Methylphenidate Enhances the Abuse-Related Behavioral Effects of Nicotine in Rats: Intravenous Self-

  1. Jatelka
    Neuropsychopharmacology (2008) 33, 1137-1148

    Wooters TE (http://www.ncbi.nlm.nih.gov/sites/e...l.Pubmed_DiscoveryPanel.Pubmed_RVAbstractPlus), Neugebauer NM (http://www.ncbi.nlm.nih.gov/sites/e...l.Pubmed_DiscoveryPanel.Pubmed_RVAbstractPlus), Rush CR (http://www.ncbi.nlm.nih.gov/sites/e...l.Pubmed_DiscoveryPanel.Pubmed_RVAbstractPlus), Bardo MT (http://www.ncbi.nlm.nih.gov/sites/e...l.Pubmed_DiscoveryPanel.Pubmed_RVAbstractPlus).

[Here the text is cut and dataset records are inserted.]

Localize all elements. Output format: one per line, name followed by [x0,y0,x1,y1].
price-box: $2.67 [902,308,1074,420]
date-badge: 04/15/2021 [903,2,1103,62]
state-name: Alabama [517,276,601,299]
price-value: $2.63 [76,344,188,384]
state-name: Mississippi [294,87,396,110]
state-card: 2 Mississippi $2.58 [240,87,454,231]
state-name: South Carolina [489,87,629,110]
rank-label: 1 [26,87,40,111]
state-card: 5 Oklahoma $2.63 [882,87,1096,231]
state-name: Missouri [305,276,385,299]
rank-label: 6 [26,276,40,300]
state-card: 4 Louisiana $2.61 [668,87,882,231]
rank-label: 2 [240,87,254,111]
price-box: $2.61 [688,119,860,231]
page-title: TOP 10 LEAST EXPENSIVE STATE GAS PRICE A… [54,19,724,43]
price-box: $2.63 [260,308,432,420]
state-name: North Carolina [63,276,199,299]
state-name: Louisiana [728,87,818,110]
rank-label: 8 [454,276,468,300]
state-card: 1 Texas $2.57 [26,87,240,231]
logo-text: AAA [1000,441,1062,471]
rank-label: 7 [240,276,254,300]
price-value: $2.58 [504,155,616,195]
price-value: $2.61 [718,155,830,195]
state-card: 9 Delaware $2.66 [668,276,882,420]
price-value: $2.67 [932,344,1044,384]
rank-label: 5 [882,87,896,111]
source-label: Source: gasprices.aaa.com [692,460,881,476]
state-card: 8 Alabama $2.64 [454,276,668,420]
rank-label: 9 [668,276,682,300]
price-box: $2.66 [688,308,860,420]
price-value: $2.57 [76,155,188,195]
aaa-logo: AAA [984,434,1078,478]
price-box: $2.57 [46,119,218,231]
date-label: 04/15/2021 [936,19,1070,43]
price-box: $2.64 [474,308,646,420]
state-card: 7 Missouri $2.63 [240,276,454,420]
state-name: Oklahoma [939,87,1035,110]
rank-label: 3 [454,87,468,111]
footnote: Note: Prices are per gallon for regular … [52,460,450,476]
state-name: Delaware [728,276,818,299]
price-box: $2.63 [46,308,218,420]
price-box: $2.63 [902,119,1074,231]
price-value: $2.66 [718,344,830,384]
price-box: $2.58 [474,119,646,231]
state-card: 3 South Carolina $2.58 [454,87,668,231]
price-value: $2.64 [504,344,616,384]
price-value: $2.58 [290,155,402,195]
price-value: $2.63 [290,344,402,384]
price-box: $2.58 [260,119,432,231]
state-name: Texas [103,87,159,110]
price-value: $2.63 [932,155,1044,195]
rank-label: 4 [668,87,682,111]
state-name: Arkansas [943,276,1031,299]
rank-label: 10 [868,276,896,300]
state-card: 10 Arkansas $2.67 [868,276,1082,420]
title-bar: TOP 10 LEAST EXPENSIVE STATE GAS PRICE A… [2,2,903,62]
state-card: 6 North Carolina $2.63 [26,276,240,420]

    Stimulant drugs, including D-amphetamine, cocaine, and methylphenidate, increase cigarette smoking in controlled human laboratory experiments. Although the mechanism(s) underlying this effect are unknown, it is possible that stimulants may enhance directly the abuse-related effects of nicotine. In the present study, we characterized the behavioral pharmacological interactions between methylphenidate and nicotine in the intravenous self-administration, drug discrimination, and locomotor cross-sensitization procedures. Adult male Sprague-Dawley rats were trained to respond for intravenous nicotine (0.01 or 0.03 mg/kg/infusion) or sucrose, and the acute effects of methylphenidate (1.25-10 mg/kg) were determined; in addition, separate groups of rats were treated with methylphenidate (2.5 mg/kg) or saline before 12 consecutive nicotine (0.03 mg/kg/infusion) self-administration sessions. Next, the discriminative stimulus effects of nicotine (0.03-0.3 mg/kg) and methylphenidate (1.25-10 mg/kg), alone and in combination with a low nicotine dose (0.056 mg/kg), were tested in nicotine-trained rats. Finally, the locomotor effect of repeated methylphenidate (2.5 mg/kg) was tested in rats previously treated with nicotine (0.2-0.8 mg/kg). Results indicated that acute methylphenidate increased the rate of nicotine self-administration at doses that reduced sucrose-maintained responding; furthermore, tolerance to this effect was not apparent following repeated methylphenidate. Methylphenidate, while not substituting for nicotine alone, dose-dependently enhanced the discriminative stimulus effect of a low nicotine dose. In addition, repeated nicotine exposure promoted the development of locomotor sensitization to methylphenidate. Taken together with recent clinical findings, these results suggest that methylphenidate may enhance the abuse-related behavioral effects of nicotine, perhaps increasing vulnerability to tobacco dependence.